Answer: In a patient undergoing maxillectomy, it is critical to consider the best way to rehabilitate the defect. Limited defects, especially those with no communication to the sinonasal cavity, may require no reconstruction or simple adjacent tissue closure. For more extensive defects entering the sinonasal cavity, it is necessary to address this defect to allow for functional speech and swallowing. In this patient, an excellent option would be rehabilitation with a maxillofacial prosthesis. To do this, the patient must have adequate mouth opening and manual dexterity to allow for placement and removal. Moreover, retention is significantly improved when the ipsilateral canine tooth is maintained to allow for an adequate fulcrum for stability. Other contraindications to obturator use are resection of the orbital floor (unless a separate orbital floor repair is also performed) or resection of the anterior (premaxilla) or lateral (zygoma) projecting elements. Resection of the pterygoid plates does not significantly impact whether or not appropriate obturation can be achieved.

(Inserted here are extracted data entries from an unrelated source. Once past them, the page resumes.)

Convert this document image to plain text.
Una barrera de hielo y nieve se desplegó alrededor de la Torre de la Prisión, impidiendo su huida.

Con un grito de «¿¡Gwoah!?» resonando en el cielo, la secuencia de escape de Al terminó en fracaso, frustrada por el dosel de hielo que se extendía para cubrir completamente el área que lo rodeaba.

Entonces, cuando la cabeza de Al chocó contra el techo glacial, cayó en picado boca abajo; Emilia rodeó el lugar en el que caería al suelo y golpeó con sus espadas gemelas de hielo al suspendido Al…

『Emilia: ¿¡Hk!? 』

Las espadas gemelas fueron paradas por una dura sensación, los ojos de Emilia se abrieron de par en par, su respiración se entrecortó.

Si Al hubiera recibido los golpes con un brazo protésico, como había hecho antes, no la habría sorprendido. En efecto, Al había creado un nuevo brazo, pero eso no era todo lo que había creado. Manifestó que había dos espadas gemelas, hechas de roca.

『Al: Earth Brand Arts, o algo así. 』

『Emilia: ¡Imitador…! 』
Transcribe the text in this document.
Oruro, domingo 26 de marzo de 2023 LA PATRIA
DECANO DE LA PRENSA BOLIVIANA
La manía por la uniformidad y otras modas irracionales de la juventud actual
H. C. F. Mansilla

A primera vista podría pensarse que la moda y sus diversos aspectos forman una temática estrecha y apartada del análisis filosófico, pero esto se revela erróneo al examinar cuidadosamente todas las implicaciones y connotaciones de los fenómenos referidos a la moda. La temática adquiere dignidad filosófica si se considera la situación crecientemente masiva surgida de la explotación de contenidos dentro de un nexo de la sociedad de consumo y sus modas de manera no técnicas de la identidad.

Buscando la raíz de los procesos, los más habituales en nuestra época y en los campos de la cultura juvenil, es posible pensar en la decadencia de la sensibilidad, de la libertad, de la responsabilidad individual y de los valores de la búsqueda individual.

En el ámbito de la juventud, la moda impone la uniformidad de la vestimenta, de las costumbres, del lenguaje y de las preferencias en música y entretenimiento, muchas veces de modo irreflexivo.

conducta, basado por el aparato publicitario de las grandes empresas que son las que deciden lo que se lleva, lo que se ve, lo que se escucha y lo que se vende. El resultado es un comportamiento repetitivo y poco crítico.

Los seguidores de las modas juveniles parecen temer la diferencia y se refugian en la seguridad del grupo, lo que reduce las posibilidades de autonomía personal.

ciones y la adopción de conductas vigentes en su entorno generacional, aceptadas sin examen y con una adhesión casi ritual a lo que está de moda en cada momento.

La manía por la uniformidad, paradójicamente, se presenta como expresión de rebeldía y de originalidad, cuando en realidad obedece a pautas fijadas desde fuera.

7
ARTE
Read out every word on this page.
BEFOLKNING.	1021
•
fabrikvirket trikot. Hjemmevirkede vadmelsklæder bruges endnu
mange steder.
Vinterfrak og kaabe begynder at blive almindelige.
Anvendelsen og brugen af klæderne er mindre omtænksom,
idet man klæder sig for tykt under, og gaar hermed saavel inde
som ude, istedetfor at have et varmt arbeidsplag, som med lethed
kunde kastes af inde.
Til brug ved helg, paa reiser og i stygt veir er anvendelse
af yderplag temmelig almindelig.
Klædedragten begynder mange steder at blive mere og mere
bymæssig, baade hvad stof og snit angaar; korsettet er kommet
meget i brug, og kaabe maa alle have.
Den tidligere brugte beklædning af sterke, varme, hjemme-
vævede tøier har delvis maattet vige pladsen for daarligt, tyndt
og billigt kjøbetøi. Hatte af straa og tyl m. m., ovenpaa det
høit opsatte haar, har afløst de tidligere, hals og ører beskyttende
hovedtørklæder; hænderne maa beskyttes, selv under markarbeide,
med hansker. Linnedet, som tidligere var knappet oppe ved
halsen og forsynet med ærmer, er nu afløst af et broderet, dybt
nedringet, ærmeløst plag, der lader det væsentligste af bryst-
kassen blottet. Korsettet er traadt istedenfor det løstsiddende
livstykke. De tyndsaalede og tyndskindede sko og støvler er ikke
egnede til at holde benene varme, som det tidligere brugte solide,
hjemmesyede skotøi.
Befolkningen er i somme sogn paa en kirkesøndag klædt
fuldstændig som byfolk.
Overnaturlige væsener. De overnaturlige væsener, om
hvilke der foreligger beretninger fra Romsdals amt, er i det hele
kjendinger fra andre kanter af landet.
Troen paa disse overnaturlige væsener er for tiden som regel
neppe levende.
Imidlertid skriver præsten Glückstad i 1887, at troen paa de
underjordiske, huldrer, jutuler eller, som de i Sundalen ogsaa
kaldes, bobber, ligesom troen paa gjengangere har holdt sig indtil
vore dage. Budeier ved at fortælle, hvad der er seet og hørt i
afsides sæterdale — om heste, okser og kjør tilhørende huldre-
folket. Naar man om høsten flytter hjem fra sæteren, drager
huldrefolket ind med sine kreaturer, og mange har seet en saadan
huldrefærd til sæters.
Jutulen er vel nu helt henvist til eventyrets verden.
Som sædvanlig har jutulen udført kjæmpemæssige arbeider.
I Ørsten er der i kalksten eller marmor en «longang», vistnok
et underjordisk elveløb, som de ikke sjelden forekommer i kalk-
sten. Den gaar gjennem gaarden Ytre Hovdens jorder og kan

The patient's final pathology demonstrates a 3.2 cm primary tumor, resected closest margin is 4 mm, posteriorly. There was only minor bone erosion seen. The neck dissection specimen showed 5 out of 58 lymph nodes positive. The largest lymph node was 2.7 cm, and there was evidence of extracapsular spread.

Question: What would be the recommended next step in this patient's management?

Answer: This patient has pT2N3bM0, stage IVb disease based on the 8th Edition of the AJCC staging system. The presence of a close margin at the primary site would indicate the need to consider adjuvant radiation therapy. However, the presence of extracapsular spread of cervical lymph nodes (or the presence of a positive margin at the primary that cannot be re‐excised) is an indication for adjuvant chemoradiation therapy as this has been shown to improve overall survival and disease‐free survival. Since the posterior margin was close but clear, re‐excision would not be necessary. The patient will benefit from concurrent adjuvant chemoradiotherapy with platinum‐based agents.